Des propositions de modifications de textes portant surtout sur l’Acte uniforme de l’OHADA relatif au recouvrement des créances et voies d’exécution montrent les problèmes d’interprétation que soulèvent les textes actuels.

Enfin, l’étude se termine par la présentation des mécanismes alternatifs comme l’assurance –crédit, la titrisation, l’affacturage, la création de marchés hypothécaire et les difficultés de leur mise en œuvre dans le contexte des pays de l’UEMOA.

CONTEXTE ET IMPORTANCE DE L’ETUDE

L’intégration économique régionale nécessite la création d’un espace économique moderne impulsé par le crédit. Cet espace doit disposer de mécanismes de règlement des créances et de régles juridiques effectives pour assurer de maniére prévisible, transparente et peu coûteuse, le recouvrement par les entreprises des créances qui leur sont dues par les débiteurs. De cette maniére, les entreprises pourront surmonter les difficultés de trésorerie provenant des problèmes de recouvrement des créances, causes fréquentes de leur insolvabilité.

Avant 1998, dans la plupart des Etats membres de l’UEMOA, les procédures de recouvrement des créances existantes, empruntées aux vieilles règles du droit civil français, étaient complexes et dépassées ; les contentieux de recouvrement pouvant se dérouler sur plusieurs années. Pour pallier à ces inconvénients, dans le cadre de l’Organisation pour l’Harmonisation du Droit des Affaires en Afrique (OHADA), les Etats-parties au Traité de l’OHADA, dont ceux de l’UEMOA, ont adopté, en 1998, l’Acte uniforme portant organisation des procédures simplifiées de recouvrement et voies d’exécution. A travers cet Acte Uniforme, le législateur a consacré le droit à l’éxécution forcée, reconnu au créancier, par les nombreuses procédures qui lui sont proposées pour assurer le recouvrement de sa créance.

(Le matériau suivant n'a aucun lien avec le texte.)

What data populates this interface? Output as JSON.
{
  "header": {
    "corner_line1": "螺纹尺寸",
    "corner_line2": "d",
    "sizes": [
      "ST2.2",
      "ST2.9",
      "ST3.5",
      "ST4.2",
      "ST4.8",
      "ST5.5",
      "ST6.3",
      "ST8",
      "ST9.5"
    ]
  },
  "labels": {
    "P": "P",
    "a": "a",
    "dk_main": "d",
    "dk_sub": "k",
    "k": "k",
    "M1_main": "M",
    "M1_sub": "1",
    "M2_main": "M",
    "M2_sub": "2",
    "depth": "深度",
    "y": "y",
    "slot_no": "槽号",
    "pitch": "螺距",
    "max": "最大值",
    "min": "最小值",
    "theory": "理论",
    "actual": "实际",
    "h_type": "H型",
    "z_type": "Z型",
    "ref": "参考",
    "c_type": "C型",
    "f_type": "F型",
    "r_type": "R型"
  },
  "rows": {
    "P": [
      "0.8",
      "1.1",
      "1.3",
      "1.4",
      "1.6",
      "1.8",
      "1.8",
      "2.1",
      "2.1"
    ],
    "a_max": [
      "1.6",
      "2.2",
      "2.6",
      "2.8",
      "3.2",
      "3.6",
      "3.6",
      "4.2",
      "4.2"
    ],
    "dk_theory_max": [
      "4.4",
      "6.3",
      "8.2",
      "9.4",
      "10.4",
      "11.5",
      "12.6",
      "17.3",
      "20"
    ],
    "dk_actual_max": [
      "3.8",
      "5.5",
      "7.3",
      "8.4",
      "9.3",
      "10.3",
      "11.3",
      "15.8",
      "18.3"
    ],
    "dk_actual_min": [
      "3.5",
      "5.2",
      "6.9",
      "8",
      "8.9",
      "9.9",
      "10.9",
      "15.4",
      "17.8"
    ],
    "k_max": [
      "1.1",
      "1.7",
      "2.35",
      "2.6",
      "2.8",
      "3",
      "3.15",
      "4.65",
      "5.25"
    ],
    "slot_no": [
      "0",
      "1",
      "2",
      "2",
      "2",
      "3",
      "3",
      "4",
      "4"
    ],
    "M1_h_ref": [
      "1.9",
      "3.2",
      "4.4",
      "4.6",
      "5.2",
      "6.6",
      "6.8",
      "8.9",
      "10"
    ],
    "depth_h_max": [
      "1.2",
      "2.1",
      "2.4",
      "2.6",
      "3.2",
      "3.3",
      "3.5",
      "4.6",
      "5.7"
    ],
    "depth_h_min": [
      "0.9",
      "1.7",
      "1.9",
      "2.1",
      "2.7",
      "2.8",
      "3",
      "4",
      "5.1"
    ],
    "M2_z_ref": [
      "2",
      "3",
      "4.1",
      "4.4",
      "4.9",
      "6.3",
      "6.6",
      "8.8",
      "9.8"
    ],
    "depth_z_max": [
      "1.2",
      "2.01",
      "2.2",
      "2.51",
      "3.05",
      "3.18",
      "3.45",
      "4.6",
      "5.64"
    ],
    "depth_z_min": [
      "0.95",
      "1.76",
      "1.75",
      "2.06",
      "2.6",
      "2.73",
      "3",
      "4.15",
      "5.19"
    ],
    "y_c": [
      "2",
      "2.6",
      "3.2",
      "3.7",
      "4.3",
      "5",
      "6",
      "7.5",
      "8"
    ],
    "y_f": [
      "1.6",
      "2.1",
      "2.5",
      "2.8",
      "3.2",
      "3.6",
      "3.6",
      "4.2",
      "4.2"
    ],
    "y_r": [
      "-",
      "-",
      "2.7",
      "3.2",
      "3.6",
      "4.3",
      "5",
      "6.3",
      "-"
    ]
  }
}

Au nombre de celles-ci, les procédures d’injonction de payer, de délivrer ou de restituer méritent tout particulièrement d’être relevées. A ces procédures, le législateur a voulu imprimer une certaine célérité en rendant plus souples les conditions de saisine de la juridiction.

Si ce dispositif simplifié de recouvrement est entré en vigueur dans tous les Etats, l’application effective de l’Acte uniforme se heurte à de nombreux obstacles en raison des difficultés consubstantielles à la loi elle-même, des divergences d’interprétation et d’application. Par ailleurs, nombre d’acteurs et des PME sont peu informés des nouvelles règles de procédure. Il reste aussi à évaluer la mise en œuvre de ces procédures par les juridictions nationales et par les juridictions communautaires, et le niveau d’information des acteurs économiques ; évaluation d’autant plus nécessaire que le recouvrement des créances est un problème crucial pour le refinancement des entreprises, et particuliérement des PME.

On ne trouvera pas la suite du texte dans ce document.